L’ordinanza si sofferma, altresì, sul tema della prova della funzione compensativa dell’assegno, affermando che la rinuncia ad opportunità professionali da parte del coniuge richiedente non necessita di prova specifica e documentale, potendo essere desunta da presunzioni gravi, precise e concordanti, fondate sulla fotografia della vita familiare. Tuttavia, tale funzione non può operare in astratto, ma deve essere rigorosamente correlata alla dimostrazione di un pregiudizio economico conseguente alla rinuncia o alla prevalente dedizione alla cura domestica, nell’ambito di una concreta ripartizione dei ruoli.

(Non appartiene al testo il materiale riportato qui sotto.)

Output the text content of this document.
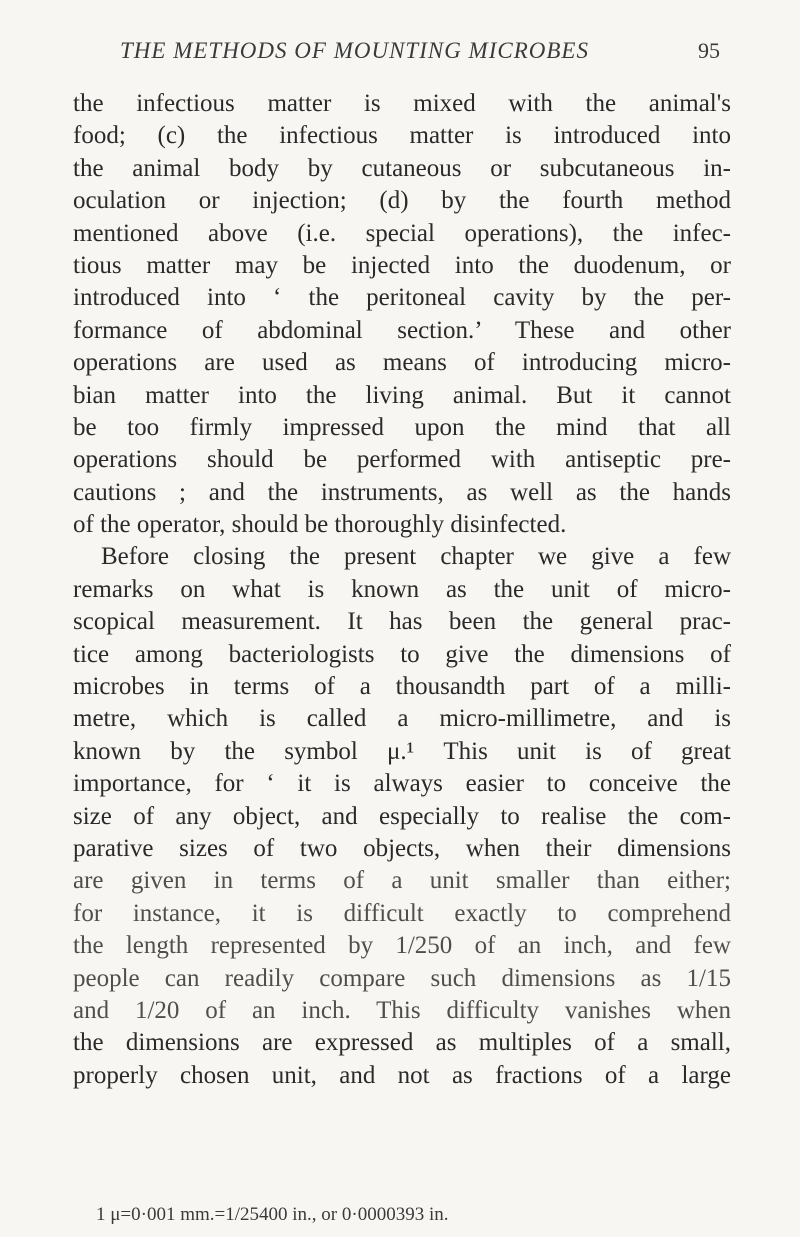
THE METHODS OF MOUNTING MICROBES	95
the infectious matter is mixed with the animal's
food; (c) the infectious matter is introduced into
the animal body by cutaneous or subcutaneous in-
oculation or injection; (d) by the fourth method
mentioned above (i.e. special operations), the infec-
tious matter may be injected into the duodenum, or
introduced into ‘ the peritoneal cavity by the per-
formance of abdominal section.’ These and other
operations are used as means of introducing micro-
bian matter into the living animal. But it cannot
be too firmly impressed upon the mind that all
operations should be performed with antiseptic pre-
cautions ; and the instruments, as well as the hands
of the operator, should be thoroughly disinfected.
Before closing the present chapter we give a few
remarks on what is known as the unit of micro-
scopical measurement. It has been the general prac-
tice among bacteriologists to give the dimensions of
microbes in terms of a thousandth part of a milli-
metre, which is called a micro-millimetre, and is
known by the symbol μ.¹ This unit is of great
importance, for ‘ it is always easier to conceive the
size of any object, and especially to realise the com-
parative sizes of two objects, when their dimensions
are given in terms of a unit smaller than either;
for instance, it is difficult exactly to comprehend
the length represented by 1/250 of an inch, and few
people can readily compare such dimensions as 1/15
and 1/20 of an inch. This difficulty vanishes when
the dimensions are expressed as multiples of a small,
properly chosen unit, and not as fractions of a large
1 μ=0·001 mm.=1/25400 in., or 0·0000393 in.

In definitiva, si osserva che l’obbligo di contribuzione economica post-matrimoniale, ancorché informato a criteri di solidarietà coniugale, non può tradursi in un automatico diritto all’assegno divorzile, dovendo piuttosto fondarsi su un accertamento stringente e puntuale delle condizioni economiche, delle dinamiche relazionali pregresse e degli apporti materiali e immateriali offerti alla comunità familiare.

Di analoga rilevanza appare il rilievo formulato dalla Corte con riferimento al contributo per la figlia collocata presso una struttura assistenziale. In tale contesto, l’omessa motivazione sul punto da parte della Corte d’Appello si traduce in una violazione dell’art. 132, comma 2, n. 4, cod. proc. civ., per difetto assoluto di motivazione su una questione decisiva e puntualmente dedotta dalla parte ricorrente.

L’ordinanza si chiude con la cassazione della sentenza impugnata e con il rinvio alla Corte d’Appello di Genova in diversa composizione, anche per la liquidazione delle spese del giudizio di legittimità. Essa conferma l’esigenza di una rigorosa applicazione dei principi di diritto elaborati dalle Sezioni Unite e ribadisce che l’attribuzione dell’assegno divorzile non possa mai prescindere da una concreta ed effettiva verifica del pregiudizio economico derivante dallo scioglimento del vincolo coniugale.